I am currently working on a project using audio data. The first step of the project is to use another model to produce features for the audio example that are about [400 x 10_000] for each wav file and each wav file will have a label that I'm trying to predict. I will then build another model on top of this to produce my final result.
I don't want to run preprocessing every time I run the model, so my plan was to have a preprocessing pipeline that runs the feature extraction model and saves it into a new folder and then I can just have the second model use the saved features directly. I was looking at using TFRecords, but the documentation is quite unhelpful.
tf.io.serialize_tensor tfrecord
This is what I've come up with to test it so far:
serialized_features = tf.io.serialize_tensor(features)
feature_of_bytes = tf.train.Feature(
bytes_list=tf.train.BytesList(value=[serialized_features.numpy()]))
features_for_example = {
'feature0': feature_of_bytes
}
example_proto = tf.train.Example(
features=tf.train.Features(feature=features_for_example))
filename = 'test.tfrecord'
writer = tf.io.TFRecordWriter(filename)
writer.write(example_proto.SerializeToString())
filenames = [filename]
raw_dataset = tf.data.TFRecordDataset(filenames)

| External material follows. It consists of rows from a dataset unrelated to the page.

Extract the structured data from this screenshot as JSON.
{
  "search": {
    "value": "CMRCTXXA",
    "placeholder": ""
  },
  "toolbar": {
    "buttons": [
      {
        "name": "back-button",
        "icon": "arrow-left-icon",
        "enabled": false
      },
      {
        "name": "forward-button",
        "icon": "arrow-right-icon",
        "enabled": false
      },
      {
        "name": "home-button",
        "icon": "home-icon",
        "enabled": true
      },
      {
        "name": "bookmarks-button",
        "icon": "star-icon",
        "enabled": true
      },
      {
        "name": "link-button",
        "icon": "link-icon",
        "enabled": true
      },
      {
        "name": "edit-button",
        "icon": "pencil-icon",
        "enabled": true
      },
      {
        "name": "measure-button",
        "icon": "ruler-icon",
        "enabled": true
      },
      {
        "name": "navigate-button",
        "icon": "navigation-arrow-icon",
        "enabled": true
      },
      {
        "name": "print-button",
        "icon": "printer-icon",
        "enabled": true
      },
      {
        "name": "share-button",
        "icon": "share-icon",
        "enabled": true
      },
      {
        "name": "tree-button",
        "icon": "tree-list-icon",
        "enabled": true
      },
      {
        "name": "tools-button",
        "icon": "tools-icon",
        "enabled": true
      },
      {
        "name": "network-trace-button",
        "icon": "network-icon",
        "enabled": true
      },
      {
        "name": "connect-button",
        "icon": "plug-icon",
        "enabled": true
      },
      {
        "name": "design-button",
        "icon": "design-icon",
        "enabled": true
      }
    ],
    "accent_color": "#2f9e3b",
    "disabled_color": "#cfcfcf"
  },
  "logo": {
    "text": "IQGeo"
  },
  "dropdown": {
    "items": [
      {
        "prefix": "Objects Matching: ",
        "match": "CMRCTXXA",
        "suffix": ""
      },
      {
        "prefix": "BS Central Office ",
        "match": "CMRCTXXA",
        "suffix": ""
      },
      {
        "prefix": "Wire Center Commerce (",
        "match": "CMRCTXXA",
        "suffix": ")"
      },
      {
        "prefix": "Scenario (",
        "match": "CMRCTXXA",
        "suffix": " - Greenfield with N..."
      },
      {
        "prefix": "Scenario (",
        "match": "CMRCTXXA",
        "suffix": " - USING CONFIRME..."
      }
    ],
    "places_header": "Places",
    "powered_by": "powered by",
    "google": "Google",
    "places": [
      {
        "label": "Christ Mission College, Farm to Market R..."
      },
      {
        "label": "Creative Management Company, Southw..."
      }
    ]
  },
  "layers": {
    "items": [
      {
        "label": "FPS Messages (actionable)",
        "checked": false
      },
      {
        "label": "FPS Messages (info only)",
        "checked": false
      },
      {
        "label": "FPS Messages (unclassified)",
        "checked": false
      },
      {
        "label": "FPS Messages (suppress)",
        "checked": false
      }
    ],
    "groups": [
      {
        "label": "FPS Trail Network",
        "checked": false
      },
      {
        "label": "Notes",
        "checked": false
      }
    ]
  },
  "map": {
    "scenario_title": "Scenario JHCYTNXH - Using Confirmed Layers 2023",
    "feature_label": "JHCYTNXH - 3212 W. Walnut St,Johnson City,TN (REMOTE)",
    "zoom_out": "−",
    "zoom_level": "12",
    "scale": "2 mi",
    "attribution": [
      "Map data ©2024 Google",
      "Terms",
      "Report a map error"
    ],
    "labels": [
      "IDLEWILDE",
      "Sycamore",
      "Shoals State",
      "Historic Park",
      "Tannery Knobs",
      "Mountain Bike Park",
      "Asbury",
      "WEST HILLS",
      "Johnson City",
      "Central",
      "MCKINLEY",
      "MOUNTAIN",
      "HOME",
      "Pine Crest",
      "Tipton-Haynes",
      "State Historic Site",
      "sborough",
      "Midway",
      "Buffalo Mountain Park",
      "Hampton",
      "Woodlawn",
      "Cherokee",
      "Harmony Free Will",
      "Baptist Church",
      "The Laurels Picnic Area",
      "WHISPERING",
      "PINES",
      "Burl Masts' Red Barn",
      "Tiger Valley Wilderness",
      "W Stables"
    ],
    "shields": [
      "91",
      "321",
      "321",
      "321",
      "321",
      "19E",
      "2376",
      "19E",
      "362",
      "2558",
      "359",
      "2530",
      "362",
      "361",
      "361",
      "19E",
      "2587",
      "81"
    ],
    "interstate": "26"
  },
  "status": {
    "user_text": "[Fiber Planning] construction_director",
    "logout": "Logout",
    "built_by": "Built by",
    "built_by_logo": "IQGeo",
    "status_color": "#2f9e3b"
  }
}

for raw_record in raw_dataset.take(1):
example = tf.train.Example()
example.ParseFromString(raw_record.numpy())
print(example)
But I'm getting this error:
tensorflow.python.framework.errors_impl.DataLossError: truncated record at 0' failed with Read less bytes than requested
tl;dr:
Getting the above error with TFRecords. Any recommendations to get this example working or another solution not using TFRecords?